Kevin McMillan is at home in Ventura. He runs an automobile customization business in Oxnard - but I don’t find him tinkering with a hot rod or a motorcycle…two of his passions….in fact, most of his work now is done from home, where I find him in a motorized wheelchair. Three years ago, Kevin was diagnosed with Amyotrophic lateral sclerosis, ALS.
"It was just the bomb being dropped. It's just the toughest, toughest thing to go through," he said.
McMillan says many people don’t even know what the progressive nervous system disease, which is also known as Lou Gehrig’s disease, even is. But he knows it’s a life sentence - an incurable, neurological disorder which causes the loss of muscle control.
"I know that I'm going to probably have a feeding tube. I know that I'm going to have an intubate or I guess, you know, so I can breathe. I know I'm not going to be able to eat or speak. When that is, I couldn't tell you," he said.

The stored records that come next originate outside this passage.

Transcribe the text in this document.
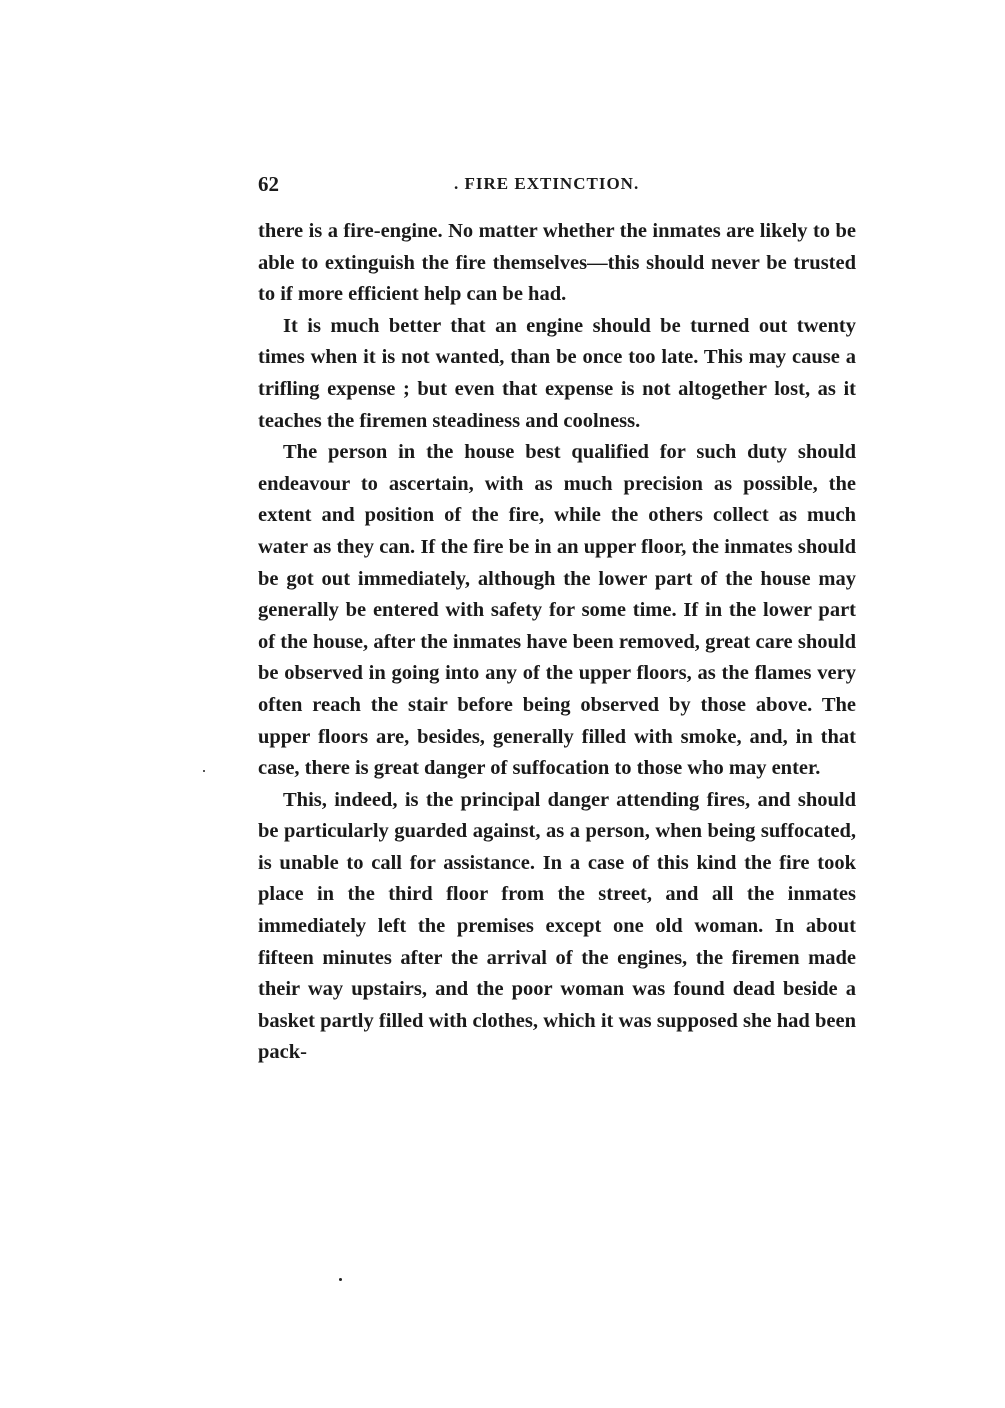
62	. FIRE EXTINCTION.

there is a fire-engine. No matter whether the inmates are likely to be able to extinguish the fire themselves—this should never be trusted to if more efficient help can be had.

It is much better that an engine should be turned out twenty times when it is not wanted, than be once too late. This may cause a trifling expense ; but even that expense is not altogether lost, as it teaches the firemen steadiness and coolness.

The person in the house best qualified for such duty should endeavour to ascertain, with as much precision as possible, the extent and position of the fire, while the others collect as much water as they can. If the fire be in an upper floor, the inmates should be got out immediately, although the lower part of the house may generally be entered with safety for some time. If in the lower part of the house, after the inmates have been removed, great care should be observed in going into any of the upper floors, as the flames very often reach the stair before being observed by those above. The upper floors are, besides, generally filled with smoke, and, in that case, there is great danger of suffocation to those who may enter.

This, indeed, is the principal danger attending fires, and should be particularly guarded against, as a person, when being suffocated, is unable to call for assistance. In a case of this kind the fire took place in the third floor from the street, and all the inmates immediately left the premises except one old woman. In about fifteen minutes after the arrival of the engines, the firemen made their way upstairs, and the poor woman was found dead beside a basket partly filled with clothes, which it was supposed she had been pack-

"I have an automotive restoration shop in Oxnard. That was my dream. I've always been a car guy working on motorcycles and fabricating things and that kind of thing. And it's just taking that away from me. It's taken that whole skill away. I can't use my hands like I did. I can't lift those things like I did. I know exactly what needs to be done, but it's a tough nut to swallow," said McMillan.
Kevin tries to enter his password on the computer but asks for help.
"You can see how I can struggle. I don't have the stability in my fingers," he explained.
He says asking for help has been one of the hardest things to get used to.
"Here I was, a guy into hot rods, and now I'm in a wheelchair, just cruising around town. The toughest thing about any of these type of diseases are learn to say thank you and not you're sorry because it's not your fault," he said.
But, says McMillan, he says he’s determined to focus on what he can do, not what he can’t.
"I'm not going to stop. You can't let this take you out. I drink my beer through a straw, and that's what I'm going to do to," he said.
"Your world gets smaller and smaller, but it doesn't mean that it has to get worse. Every morning I wake up. I do a little inventory on what still working, and every day that I can speak and eat and all those things, I'm very lucky," he said.
He says that he, and those like him in the same position – don’t have the time to wait for ALS drugs to be approved – but a medication he’s taking now has given him hope of slowing down the progression of the disease.
"All the things that you need to survive and live, it's detrimental to your bank account. And insurance companies just don't care," he said.
"Relyvrio is something that I've been taking for close to a year now since it's been released, and I honestly believe that it has slowed the progression. It's got a terrible taste to it. Even the people at Amylyx have gone, you know, 'We're sorry. We hear people just can't stand the taste'. But I'm kind of like, you know what? If it makes me live a couple days more, a month more or whatever - I really don't care," he said.
He may not have his hot rods, but he has hope - and determination - to customize a better life for others adapting to an ALS diagnosis.